Client-based evidence is an under-represented form of knowledge in the SLT literature, and this is echoed in the paucity of research examining client perceptions of the therapeutic alliance (Fourie, 2009; McCurtin et al., 2019). It is likely that there are differences in the experiences of the therapeutic alliance between different communication disorder cohorts, given the chronic nature of some conditions (e.g., stuttering) and the more acute nature of others (e.g., aphasia post-stroke). Therefore, a conceptualisation of the therapeutic alliance as it relates to specific communication disorders is warranted. This has recently been demonstrated in the aphasia rehabilitation literature, with a stakeholder-focused exploration of the experience of therapeutic alliance from the perspective of SLTs and adults with post-stroke aphasia (Lawton et al., 2018a, Lawton et al., 2018b; Lawton et al., 2020). The stuttering-specific literature would benefit from a similar stakeholder-focused exploration and conceptualisation of the therapeutic alliance. Obtaining the perspectives of both stakeholder groups (SLTs and adults who stutter) is essential due to differences in clients’ and therapists’ perceptions, with clients viewing the therapeutic alliance as stable and therapists indicating more change over time (Horvath et al., 2011; Martin et al., 2000). Additionally, the therapeutic alliance has been characterised by an imbalance of power between healthcare professionals and clients, with power disproportionately weighted toward therapists and highlighted by reduced collaboration and therapist-led goal-setting (Lawton et al., 2016). It is therefore essential to obtain the perspectives on what the therapeutic alliance means to both stakeholder groups, to develop a conceptualisation that can inform further research in the area and offer guidance for those working in clinical practice.

9Conclusion

The therapeutic alliance is a multi-faceted and dynamic construct that has been recognised as an active and essential ingredient of effective psychotherapy for several decades. In more recent times, its role in healthcare more generally has gained traction, with research concluding that the strength of the therapeutic alliance is related to treatment outcomes, adherence and satisfaction. Research into the range of person-related and contextual variables that influence the therapeutic alliance highlights the complexity of this construct that goes beyond Bordin’s original tripartite conceptualisation of bond, goal and task. Therapeutic alliance is a complex construct that is influenced by factors within and beyond the therapist-client dyad. Current conceptualisations of this construct in the literature have primarily evolved from the discipline of psychotherapy. They therefore fail to capture the true meaning of the therapeutic alliance as it relates to the context of disciplines such as SLT.
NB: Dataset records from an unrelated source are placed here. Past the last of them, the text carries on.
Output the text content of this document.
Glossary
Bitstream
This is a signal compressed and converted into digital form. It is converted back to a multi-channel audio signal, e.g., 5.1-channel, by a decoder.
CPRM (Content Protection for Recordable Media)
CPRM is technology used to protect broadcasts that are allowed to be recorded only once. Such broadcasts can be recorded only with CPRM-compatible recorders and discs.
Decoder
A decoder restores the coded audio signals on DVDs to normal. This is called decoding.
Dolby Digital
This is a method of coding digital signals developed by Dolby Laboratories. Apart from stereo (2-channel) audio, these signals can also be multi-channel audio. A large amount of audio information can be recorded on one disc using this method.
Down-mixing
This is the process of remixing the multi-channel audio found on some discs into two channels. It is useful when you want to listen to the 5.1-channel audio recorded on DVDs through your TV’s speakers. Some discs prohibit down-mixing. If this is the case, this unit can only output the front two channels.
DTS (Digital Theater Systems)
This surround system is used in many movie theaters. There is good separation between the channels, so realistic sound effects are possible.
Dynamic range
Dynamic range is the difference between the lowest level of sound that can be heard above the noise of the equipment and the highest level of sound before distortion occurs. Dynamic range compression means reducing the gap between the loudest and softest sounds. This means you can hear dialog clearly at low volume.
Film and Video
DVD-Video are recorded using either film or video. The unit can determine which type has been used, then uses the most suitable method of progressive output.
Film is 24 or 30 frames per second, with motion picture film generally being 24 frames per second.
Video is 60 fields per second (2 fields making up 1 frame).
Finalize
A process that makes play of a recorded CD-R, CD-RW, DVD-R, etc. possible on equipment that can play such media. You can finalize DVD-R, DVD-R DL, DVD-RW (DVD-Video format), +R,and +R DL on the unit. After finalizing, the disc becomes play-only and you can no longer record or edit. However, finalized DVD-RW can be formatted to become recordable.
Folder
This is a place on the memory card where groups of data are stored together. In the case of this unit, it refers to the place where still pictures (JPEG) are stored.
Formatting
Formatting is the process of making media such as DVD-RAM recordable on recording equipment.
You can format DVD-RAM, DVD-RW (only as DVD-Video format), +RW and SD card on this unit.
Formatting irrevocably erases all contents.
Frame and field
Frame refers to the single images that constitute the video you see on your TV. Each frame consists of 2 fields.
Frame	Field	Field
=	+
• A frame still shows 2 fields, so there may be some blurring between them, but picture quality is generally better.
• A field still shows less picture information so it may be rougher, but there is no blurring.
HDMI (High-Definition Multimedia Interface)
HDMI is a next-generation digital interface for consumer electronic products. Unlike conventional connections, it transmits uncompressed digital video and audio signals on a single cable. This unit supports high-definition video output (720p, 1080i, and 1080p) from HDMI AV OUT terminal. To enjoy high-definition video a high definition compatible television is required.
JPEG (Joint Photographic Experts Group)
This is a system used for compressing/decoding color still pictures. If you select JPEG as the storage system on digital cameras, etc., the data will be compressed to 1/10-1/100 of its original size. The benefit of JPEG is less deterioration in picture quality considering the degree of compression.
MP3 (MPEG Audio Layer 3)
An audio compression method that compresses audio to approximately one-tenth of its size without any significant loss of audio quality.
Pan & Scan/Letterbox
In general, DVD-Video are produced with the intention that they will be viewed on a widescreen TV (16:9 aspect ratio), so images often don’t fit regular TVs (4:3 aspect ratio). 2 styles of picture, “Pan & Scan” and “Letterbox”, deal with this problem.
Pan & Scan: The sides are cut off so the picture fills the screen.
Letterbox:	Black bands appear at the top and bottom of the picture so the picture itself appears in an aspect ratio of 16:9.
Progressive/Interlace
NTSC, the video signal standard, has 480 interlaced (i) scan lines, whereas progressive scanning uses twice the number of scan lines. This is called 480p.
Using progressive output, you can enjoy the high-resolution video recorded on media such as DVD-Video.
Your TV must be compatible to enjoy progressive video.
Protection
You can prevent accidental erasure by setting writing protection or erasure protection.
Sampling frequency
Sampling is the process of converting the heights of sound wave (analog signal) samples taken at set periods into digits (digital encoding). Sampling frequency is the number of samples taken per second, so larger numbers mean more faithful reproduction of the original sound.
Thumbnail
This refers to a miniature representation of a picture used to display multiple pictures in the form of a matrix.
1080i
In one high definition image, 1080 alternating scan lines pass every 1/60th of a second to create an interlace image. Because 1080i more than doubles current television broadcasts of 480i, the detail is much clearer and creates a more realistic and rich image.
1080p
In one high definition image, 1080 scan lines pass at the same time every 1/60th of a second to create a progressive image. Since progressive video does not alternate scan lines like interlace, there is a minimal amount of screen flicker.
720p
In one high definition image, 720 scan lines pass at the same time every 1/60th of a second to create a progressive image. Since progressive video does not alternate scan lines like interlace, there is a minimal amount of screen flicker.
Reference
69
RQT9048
Despite significant advancements made in the experimental validation of SLT treatment methods and techniques, less attention has been paid to other relational aspects of the therapeutic process that influence outcomes. It is therefore essential that the field of SLT directs its attention to the investigation of variables such as the therapeutic alliance to ensure equal value is placed on the clinical and relational elements of SLT. Stakeholder-informed research exploring the conceptualisation of this construct as it applies to specific cohorts of individuals with communication needs, such as adults who stutter, is recommended. This will support its application in clinical practice and ensure optimum outcomes for clients with communication difficulties are achieved.

Acknowledgments

The authors have no acknowledgments.

Conflict of interest

The authors have no conflict of interest to report.